The amount of soda a dispensing machine pours into a 12 ounce can of soda follows a normal distribution with a standard deviation of 0.12 ounces. Every can that has more than 12.30 ounces of soda poured into it causes a spill and the can needs to go through a special cleaning process before it can be sold. What is the mean amount of soda the machine should dispense if the company wants to limit the percentage that needs to be cleaned because of spillage to 3%?
Let the mean amount of soda dispensed be μ. We want to find μ such that P(X > 12.30) = 0.03, where X follows a normal distribution with mean μ and standard deviation 0.12 ounces. This is equivalent to solving for μ with the equation:
P((X - μ) / 0.12 > (12.30 - μ) / 0.12) = 0.03.
To solve for μ, we first need to find the z-score corresponding to a 3% probability in the upper tail of a standard normal distribution. Using a z-table or calculator, we find that the z-score is approximately 1.88. Therefore,
(12.30 - μ) / 0.12 = 1.88
Now, we can solve for μ:
12.30 - μ = 1.88 * 0.12
12.30 - μ = 0.2256
μ = 12.30 - 0.2256 = 12.0744
So, the machine should dispense a mean amount of approximately 12.07 ounces of soda to limit the percentage of cans that need to be cleaned because of spillage to 3%.
To find the mean amount of soda the machine should dispense, we need to determine the cutoff point that separates the top 3% of the distribution from the rest.
Step 1: Convert the percentage to a standard score (z-score).
Since the distribution follows a normal distribution, we can use z-scores to find the cutoff point. The z-score represents the number of standard deviations away from the mean a particular value is.

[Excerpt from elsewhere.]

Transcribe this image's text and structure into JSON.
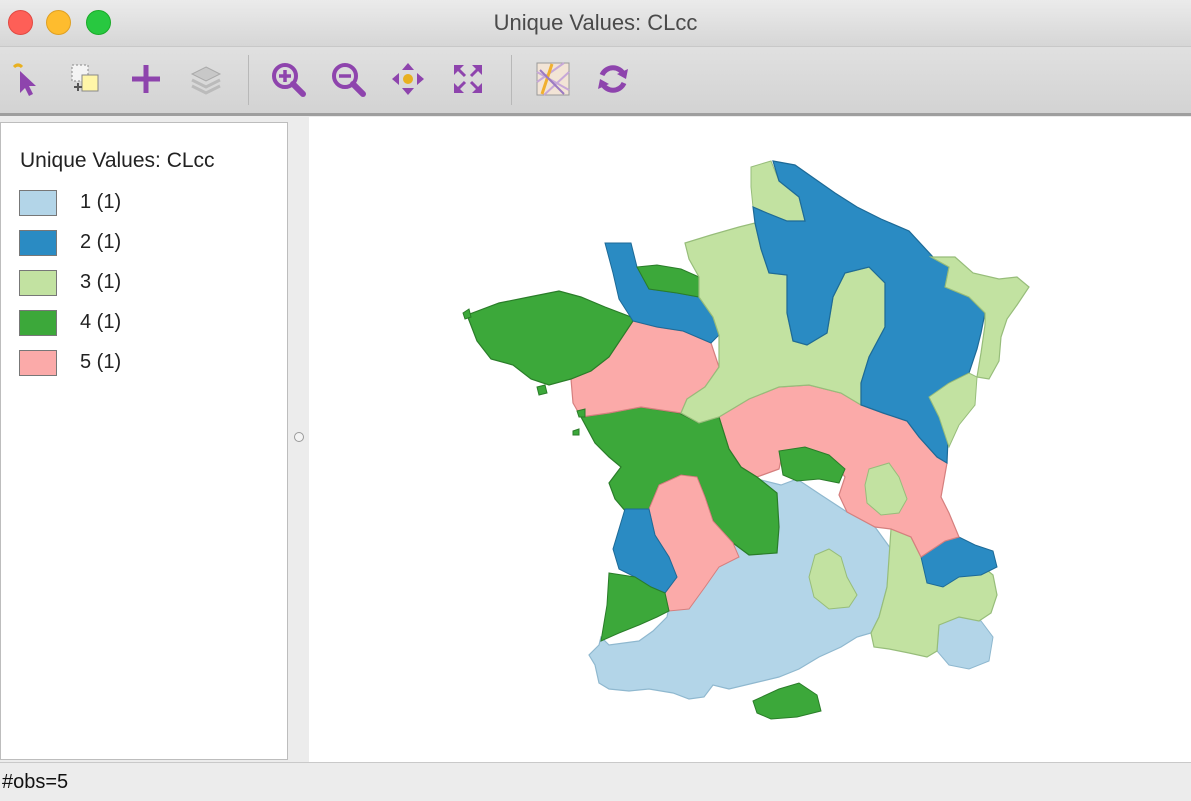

We want to find the z-score that corresponds to the top 3% of the distribution. The remaining 97% will be below this value.
Using a standard normal distribution table or calculator, we can find that the z-score corresponding to the top 3% is approximately 1.88.
Step 2: Convert the z-score back to the raw data value.
The z-score is calculated using the formula:
z = (x - μ) / σ
where x is the raw data value, μ is the mean, and σ is the standard deviation.
We can rearrange the formula to solve for x:
x = (z * σ) + μ
Substituting the known values, we have:
12.30 = (1.88 * 0.12) + μ
Simplifying the equation, we can solve for μ:
12.30 = 0.2256 + μ
μ = 12.30 - 0.2256
μ ≈ 12.0744
Therefore, the mean amount of soda the machine should dispense to limit the percentage that needs cleaning because of spillage to 3% is approximately 12.0744 ounces.
To find the mean amount of soda the machine should dispense, we need to determine the threshold value that corresponds to the 3% spillage rate in the normal distribution.
Step 1: Convert the desired spillage percentage to a z-score.
The z-score represents the number of standard deviations away from the mean a particular value falls.
The spillage rate of 3% can be written as a decimal, 0.03.
Since we want to find the threshold value in the right tail of the distribution, we subtract the decimal from 1:
1 - 0.03 = 0.97
Looking up the z-score for 0.97 in the standard normal distribution table, we find it to be approximately 1.88.
Step 2: Calculate the mean value using the z-score formula.
The formula to convert a z-score to the corresponding raw value is:
raw value = (z-score * standard deviation) + mean
Since we're given the standard deviation of 0.12 ounces, we substitute the values into the formula:
12.30 = (1.88 * 0.12) + mean
Simplifying the equation:
12.30 = 0.2256 + mean
Subtracting 0.2256 from both sides:
mean = 12.30 - 0.2256
mean ≈ 12.0744
Therefore, the mean amount of soda the machine should dispense is approximately 12.0744 ounces to limit the spillage rate to 3%.